Answer: In the experiment directory (i.e. the one that contains config.pb) spearmint adds an output directory that contains the output of each job that has been run. The files are of the form <job_id>.out
Question: Can I see a list of all the experiments run so far (i.e. a list of parameters) along with the corresponding function (cost or loss) values.
Answer: The web status page (which you can invoke using the -w flag) now show this list in an easy to read table.
Question: Quite often I would like to stop and restart spearmint. Sometimes I can Ctrl-C spearmint and restart it. Other times it seems to block and do nothing when restarted. Is there anything I can do except cleanup the directory and start from scratch again? Also Ctrl-C only seems to break me out of spearmint, a spearmint process is still running in the background (which I kill manually). Is this expected?

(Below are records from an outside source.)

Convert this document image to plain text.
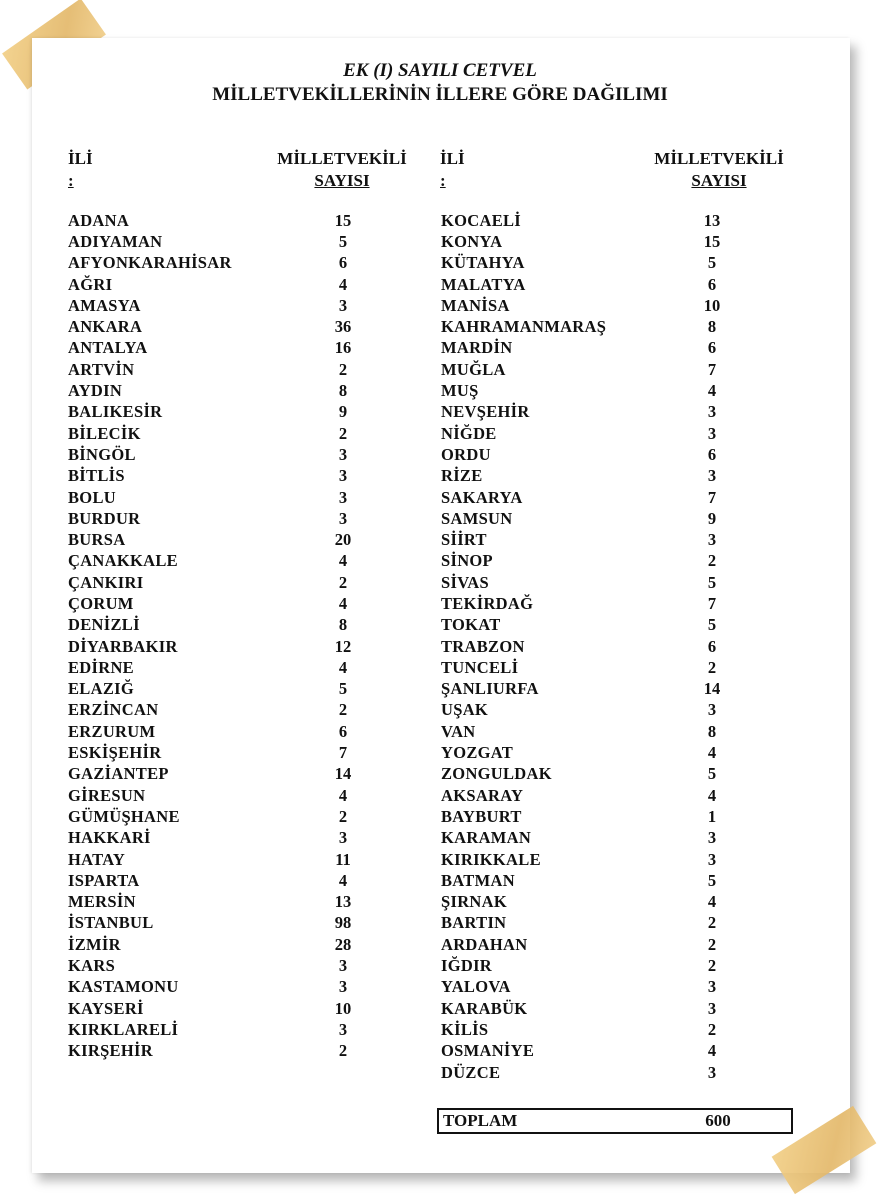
EK (I) SAYILI CETVEL
MİLLETVEKİLLERİNİN İLLERE GÖRE DAĞILIMI
İLİ
:
MİLLETVEKİLİ
SAYISI
İLİ
:
MİLLETVEKİLİ
SAYISI
ADANA	15
ADIYAMAN	5
AFYONKARAHİSAR	6
AĞRI	4
AMASYA	3
ANKARA	36
ANTALYA	16
ARTVİN	2
AYDIN	8
BALIKESİR	9
BİLECİK	2
BİNGÖL	3
BİTLİS	3
BOLU	3
BURDUR	3
BURSA	20
ÇANAKKALE	4
ÇANKIRI	2
ÇORUM	4
DENİZLİ	8
DİYARBAKIR	12
EDİRNE	4
ELAZIĞ	5
ERZİNCAN	2
ERZURUM	6
ESKİŞEHİR	7
GAZİANTEP	14
GİRESUN	4
GÜMÜŞHANE	2
HAKKARİ	3
HATAY	11
ISPARTA	4
MERSİN	13
İSTANBUL	98
İZMİR	28
KARS	3
KASTAMONU	3
KAYSERİ	10
KIRKLARELİ	3
KIRŞEHİR	2
KOCAELİ	13
KONYA	15
KÜTAHYA	5
MALATYA	6
MANİSA	10
KAHRAMANMARAŞ	8
MARDİN	6
MUĞLA	7
MUŞ	4
NEVŞEHİR	3
NİĞDE	3
ORDU	6
RİZE	3
SAKARYA	7
SAMSUN	9
SİİRT	3
SİNOP	2
SİVAS	5
TEKİRDAĞ	7
TOKAT	5
TRABZON	6
TUNCELİ	2
ŞANLIURFA	14
UŞAK	3
VAN	8
YOZGAT	4
ZONGULDAK	5
AKSARAY	4
BAYBURT	1
KARAMAN	3
KIRIKKALE	3
BATMAN	5
ŞIRNAK	4
BARTIN	2
ARDAHAN	2
IĞDIR	2
YALOVA	3
KARABÜK	3
KİLİS	2
OSMANİYE	4
DÜZCE	3
TOPLAM	600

Answer: Spearmint uses a file expt_grid.pkl
to maintains state. All the jobs spawned by spearmint write to this file as well as spearmint itself. This enables spearmint to spawn jobs on multiple nodes in a cluster. Of course, the writes to this file must be atomic. When you kill spearmint, the jobs it has spawned will keep running (this is the intended behavior - the assumption is that jobs are expensive, so something that kills spearmint hopefully wouldn't stop the running jobs). There is a caveat that spearmint may die when it is holding the lock to this expt_grid.pkl
. If you find that you restart spearmint and it is perpetually "waiting to lock grid..." you can safely remove the lock by typing rm <expt_dir>/expt_grid.pkl.lock
.
Question: Spearmint locks up after performing the first sampling computation.
Answer: Python's multiprocessing causes a deadlock on some platforms. You can pass in a command line argument --method-args=use_multiprocessing=0
to turn off multiprocessing and do computations serially (this is a bit slower but works just as well).